Le mois dernier, les jeunes musulmans n’ont cessé de rythmer l’actualité. Et pour cause, depuis la descente policière à Verviers, les effectifs de sécurité ont été renforcés dans la commune bruxelloise de Molenbeek-Saint-Jean. Quel impact sur la vie de la commune ? MO* est parti prendre la température des jeunes de l’organisation Centrum West, rattachée au WMKJ (organisations travaillant avec des jeunes défavorisés).
Dans la foulée des attentats de Paris et de l’intervention policière mortelle à Verviers, les jeunes musulmans ont (encore davantage) fait les gros titres de l’actualité nationale.
Leur implication potentielle dans les actes terroristes actuels et à venir a particulièrement alimenté la réflexion des penseurs, politiques et journalistes.
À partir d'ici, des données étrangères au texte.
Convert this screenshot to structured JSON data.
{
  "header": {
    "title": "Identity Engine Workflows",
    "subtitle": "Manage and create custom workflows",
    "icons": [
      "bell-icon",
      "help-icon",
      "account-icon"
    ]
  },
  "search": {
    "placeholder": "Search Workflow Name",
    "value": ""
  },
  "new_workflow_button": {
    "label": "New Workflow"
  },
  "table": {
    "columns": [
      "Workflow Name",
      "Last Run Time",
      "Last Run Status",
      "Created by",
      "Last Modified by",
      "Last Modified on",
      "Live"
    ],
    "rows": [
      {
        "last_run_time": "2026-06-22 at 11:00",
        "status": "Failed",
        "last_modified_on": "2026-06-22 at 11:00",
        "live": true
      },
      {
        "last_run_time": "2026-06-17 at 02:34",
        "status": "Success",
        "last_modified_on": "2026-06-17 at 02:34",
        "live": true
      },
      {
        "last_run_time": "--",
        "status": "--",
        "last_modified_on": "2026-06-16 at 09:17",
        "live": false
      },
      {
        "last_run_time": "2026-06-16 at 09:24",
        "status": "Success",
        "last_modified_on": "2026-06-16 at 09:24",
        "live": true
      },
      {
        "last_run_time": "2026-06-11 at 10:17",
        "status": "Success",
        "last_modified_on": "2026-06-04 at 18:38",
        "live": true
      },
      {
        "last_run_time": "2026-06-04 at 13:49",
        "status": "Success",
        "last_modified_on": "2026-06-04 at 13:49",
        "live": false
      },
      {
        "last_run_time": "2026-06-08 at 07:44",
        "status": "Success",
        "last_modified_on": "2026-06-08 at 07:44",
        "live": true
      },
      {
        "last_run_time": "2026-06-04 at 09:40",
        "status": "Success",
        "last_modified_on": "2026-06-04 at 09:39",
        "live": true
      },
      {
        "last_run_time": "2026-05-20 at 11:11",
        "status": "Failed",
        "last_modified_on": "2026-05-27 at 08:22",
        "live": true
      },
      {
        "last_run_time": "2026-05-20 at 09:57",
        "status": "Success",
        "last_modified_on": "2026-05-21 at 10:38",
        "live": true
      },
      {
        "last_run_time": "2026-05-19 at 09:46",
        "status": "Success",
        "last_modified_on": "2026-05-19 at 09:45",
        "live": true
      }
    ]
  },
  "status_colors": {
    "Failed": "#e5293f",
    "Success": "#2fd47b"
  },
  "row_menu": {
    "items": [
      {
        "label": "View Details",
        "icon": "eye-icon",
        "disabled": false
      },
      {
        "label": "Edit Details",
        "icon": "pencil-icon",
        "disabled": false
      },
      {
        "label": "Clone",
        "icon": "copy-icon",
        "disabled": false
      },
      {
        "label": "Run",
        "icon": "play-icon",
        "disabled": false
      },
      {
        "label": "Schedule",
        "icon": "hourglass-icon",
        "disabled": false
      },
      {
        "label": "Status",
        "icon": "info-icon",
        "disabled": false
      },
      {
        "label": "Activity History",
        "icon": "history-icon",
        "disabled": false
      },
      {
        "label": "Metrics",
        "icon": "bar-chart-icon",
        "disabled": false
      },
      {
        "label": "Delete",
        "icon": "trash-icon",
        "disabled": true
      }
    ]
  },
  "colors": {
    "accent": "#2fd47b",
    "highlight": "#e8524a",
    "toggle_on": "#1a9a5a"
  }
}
Je me passionne moi également pour les jeunes, mais pas pour les mêmes raisons. Une question me taraude aujourd’hui : comment les jeunes vivent-ils cette publicité négative ?
Plus que partout ailleurs, les jeunes de Molenbeek-Saint-Jean se trouvent dans l’œil du cyclone. Dans quelle mesure cela les perturbe ? A moins qu’ils ne prennent tout ceci par-dessus la jambe ? En bref, comment des jeunes de confession islamique vivent-ils ces temps agités ? Pour y répondre, je fais appel à ma personne de référence pour les questions liées aux jeunes, Touria Aziz, éducatrice auprès de L’Organisation bruxelloise pour l’émancipation des jeunes (D’Broej).
« Personne ne s’intéresse à toutes les initiatives positives qui voient le jour à Molenbeek. »
Au début, Touria ne semble pas vraiment emballée. Mes questions s’accompagneront même d’un long silence. Elle compte cependant demander l’avis d’Abdel, un éducateur de terrain qui fustige la couverture médiatique dont les jeunes font systématiquement l’objet à la suite de tels évènements.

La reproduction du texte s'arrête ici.